Government leaders urged calm, with the prime minister's office saying the situation was under control and President Jalal Talabani calling on Iraqis to cling to national unity and "not be provoked by acts of violence that some want to look sectarian."
The cleric called for an emergency session of parliament to discuss the sectarian crisis and said he will form an investigative committee to bring those involved to justice, even if they are part of his Mahdi Army militia, al-Hashimi's secretary said.
But Sunnis were irate. Deputy Prime Minister Salam al-Zubaie, a member of the sect, called the attack "a real and ugly massacre," and blamed Iraqi security forces, widely believed to have been infiltrated by Shiite militias, for failing to maintain order.
"There are officers who instead of being in charge should be questioned and referred to judicial authorities," al-Zubaie told Al-Jazeera TV. "Jihad is witnessing a catastrophic crime."
Prime Minister Nouri al-Maliki's office distanced itself from al-Zubaie's comments, issuing a statement saying they "do not represent the government's point of view."
The Shiite-led government has vowed to crack down on Shiite militias and Iraqi troops backed by U.S. jets raided the stronghold of Sadr City on Friday, killing and wounding dozens of people.
An Interior Ministry aide said the situation was brought under control after several hours.
Maj. Gen. Ali Jasim told The Associated Press that by mid-afternoon, the neighborhood was "under the full control" of Interior Ministry commandos.
Alaa Maki, a member of the largest Sunni bloc in parliament, accused Shiite extremists of trying to wipe out the minority, which was dominant under Saddam Hussein but lost power to majority Shiites after his ouster.
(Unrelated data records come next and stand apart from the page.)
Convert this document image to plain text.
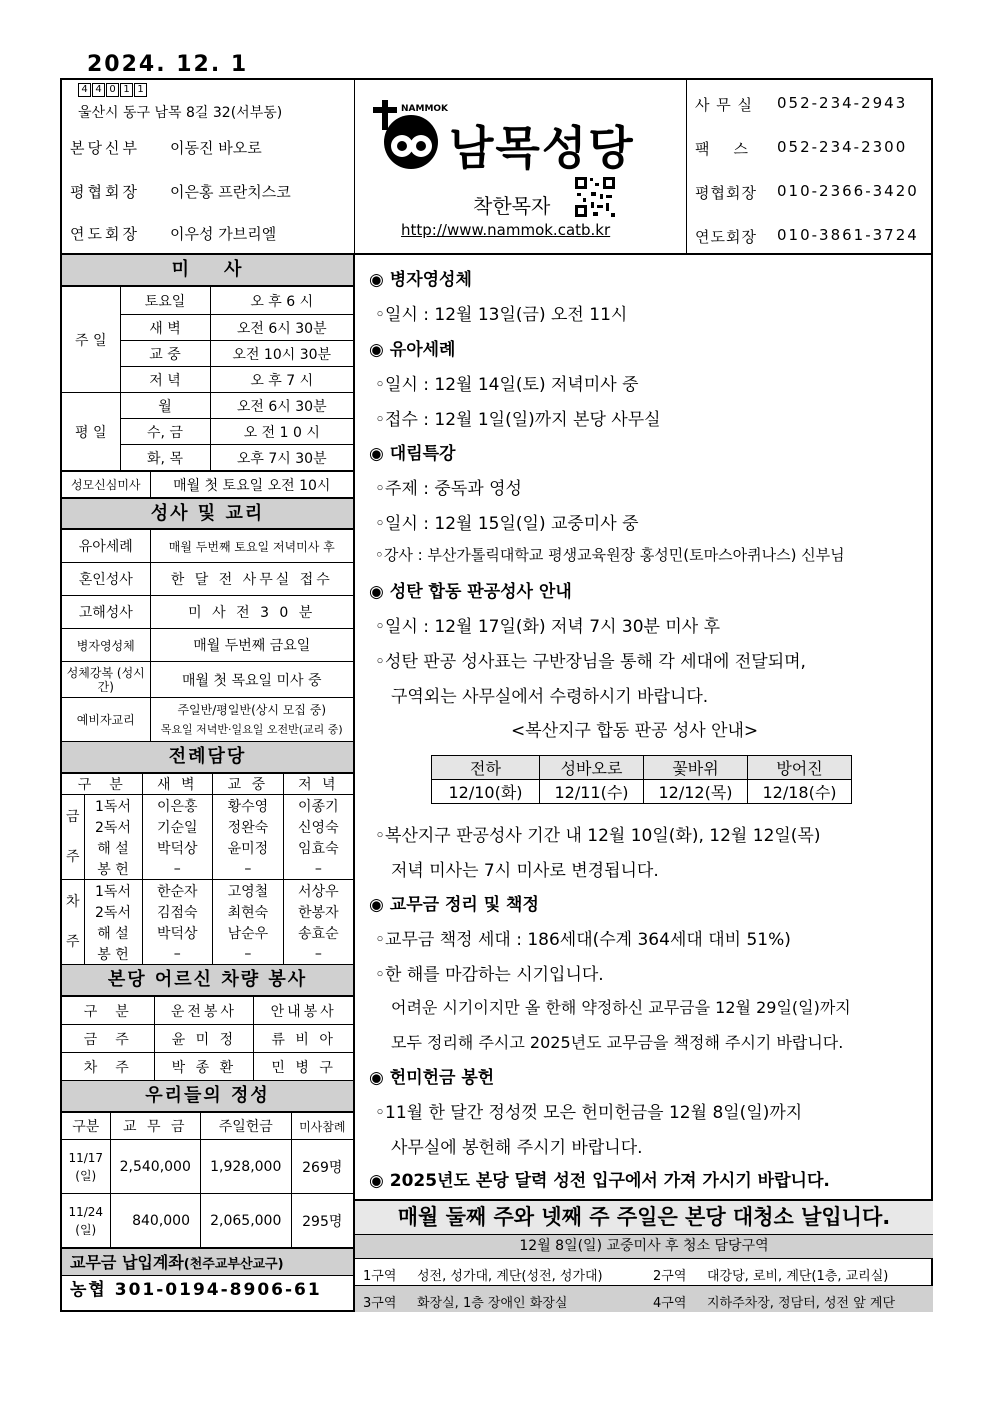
2024. 12. 1
4 4 0 1 1
울산시 동구 남목 8길 32(서부동)
본당신부	이동진 바오로
평협회장	이은홍 프란치스코
연도회장	이우성 가브리엘
NAMMOK
남목성당
착한목자
http://www.nammok.catb.kr
사 무 실	052-234-2943
팩    스	052-234-2300
평협회장	010-2366-3420
연도회장	010-3861-3724
미    사
주 일	토요일	오 후 6 시
	새 벽	오전 6시 30분
	교 중	오전 10시 30분
	저 녁	오 후 7 시
평 일	월	오전 6시 30분
	수, 금	오 전 1 0 시
	화, 목	오후 7시 30분
성모신심미사	매월 첫 토요일 오전 10시
성사 및 교리
유아세례	매월 두번째 토요일 저녁미사 후
혼인성사	한 달 전 사무실 접수
고해성사	미 사 전 3 0 분
병자영성체	매월 두번째 금요일
성체강복 (성시간)	매월 첫 목요일 미사 중
예비자교리	주일반/평일반(상시 모집 중)
목요일 저녁반·일요일 오전반(교리 중)
전례담당
구  분		새 벽	교 중	저 녁
금 주	1독서	이은홍	황수영	이종기
	2독서	기순일	정완숙	신영숙
	해 설	박덕상	윤미정	임효숙
	봉 헌	–	–	–
차 주	1독서	한순자	고영철	서상우
	2독서	김점숙	최현숙	한봉자
	해 설	박덕상	남순우	송효순
	봉 헌	–	–	–
본당 어르신 차량 봉사
구  분	운전봉사	안내봉사
금  주	윤 미 정	류 비 아
차  주	박 종 환	민 병 구
우리들의 정성
구분	교 무 금	주일헌금	미사참례

11/17
(일)	2,540,000	1,928,000	269명

11/24
(일)	840,000	2,065,000	295명
교무금 납입계좌(천주교부산교구)
농협 301-0194-8906-61
◉ 병자영성체
◦일시 : 12월 13일(금) 오전 11시
◉ 유아세례
◦일시 : 12월 14일(토) 저녁미사 중
◦접수 : 12월 1일(일)까지 본당 사무실
◉ 대림특강
◦주제 : 중독과 영성
◦일시 : 12월 15일(일) 교중미사 중
◦강사 : 부산가톨릭대학교 평생교육원장 홍성민(토마스아퀴나스) 신부님
◉ 성탄 합동 판공성사 안내
◦일시 : 12월 17일(화) 저녁 7시 30분 미사 후
◦성탄 판공 성사표는 구반장님을 통해 각 세대에 전달되며,
구역외는 사무실에서 수령하시기 바랍니다.
<복산지구 합동 판공 성사 안내>
전하	성바오로	꽃바위	방어진
12/10(화)	12/11(수)	12/12(목)	12/18(수)
◦복산지구 판공성사 기간 내 12월 10일(화), 12월 12일(목)
저녁 미사는 7시 미사로 변경됩니다.
◉ 교무금 정리 및 책정
◦교무금 책정 세대 : 186세대(수계 364세대 대비 51%)
◦한 해를 마감하는 시기입니다.
어려운 시기이지만 올 한해 약정하신 교무금을 12월 29일(일)까지
모두 정리해 주시고 2025년도 교무금을 책정해 주시기 바랍니다.
◉ 헌미헌금 봉헌
◦11월 한 달간 정성껏 모은 헌미헌금을 12월 8일(일)까지
사무실에 봉헌해 주시기 바랍니다.
◉ 2025년도 본당 달력 성전 입구에서 가져 가시기 바랍니다.
매월 둘째 주와 넷째 주 주일은 본당 대청소 날입니다.
12월 8일(일) 교중미사 후 청소 담당구역
1구역 성전, 성가대, 계단(성전, 성가대)	2구역 대강당, 로비, 계단(1층, 교리실)
3구역 화장실, 1층 장애인 화장실	4구역 지하주차장, 정담터, 성전 앞 계단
"We demand the presidency, the prime minister and the parliament stand against this agenda," he said. "The situation is very serious. If it deteriorates, all of us will be losers."
Some Sunni leaders blamed the Madhdi army.
Sheikh Abdul Samad al-Hadithi, imam of the Fakhri Shanshal Sunni mosque that also was hit by a car bomb Friday, with two people killed, said the militiamen were looking for revenge for the bombing against the Shiite mosque Saturday.
He said they first set up checkpoints and killed nine employees of the Sunni Endowment, the state agency responsible for Sunni mosques and shrines, then went on a rampage, killing more than 50 people according to their IDs.
"They wanted to retaliate against people of the other sect," al-Hadithi said, accusing Interior Ministry forces at the site of standing by while the attacks occurred.
Al-Sadr aide Sheik Abdul-Hadi al-Darraji denied any links, saying the attackers were wearing the black uniforms to provoke sectarian tension.
Clashes also broke out between gunmen and Iraqi police in the eastern Fadhal neighborhood, but the situation was brought under control after several hours, Abdul-Razzaq said.
In other violence, gunmen killed an Iraqi intelligence officer in the Shiite holy city of Karbala, one of several deadly shootings targeting security forces.
The officer was gunned down after his car was intercepted in the center of Karbala, 50 miles south of Baghdad, health official Salim al-Abadi said.
Gunmen also opened fire on a foot patrol in eastern Baghdad, killing a policeman, police said. Another policeman was killed in a drive-by shooting in the northern city of Kirkuk.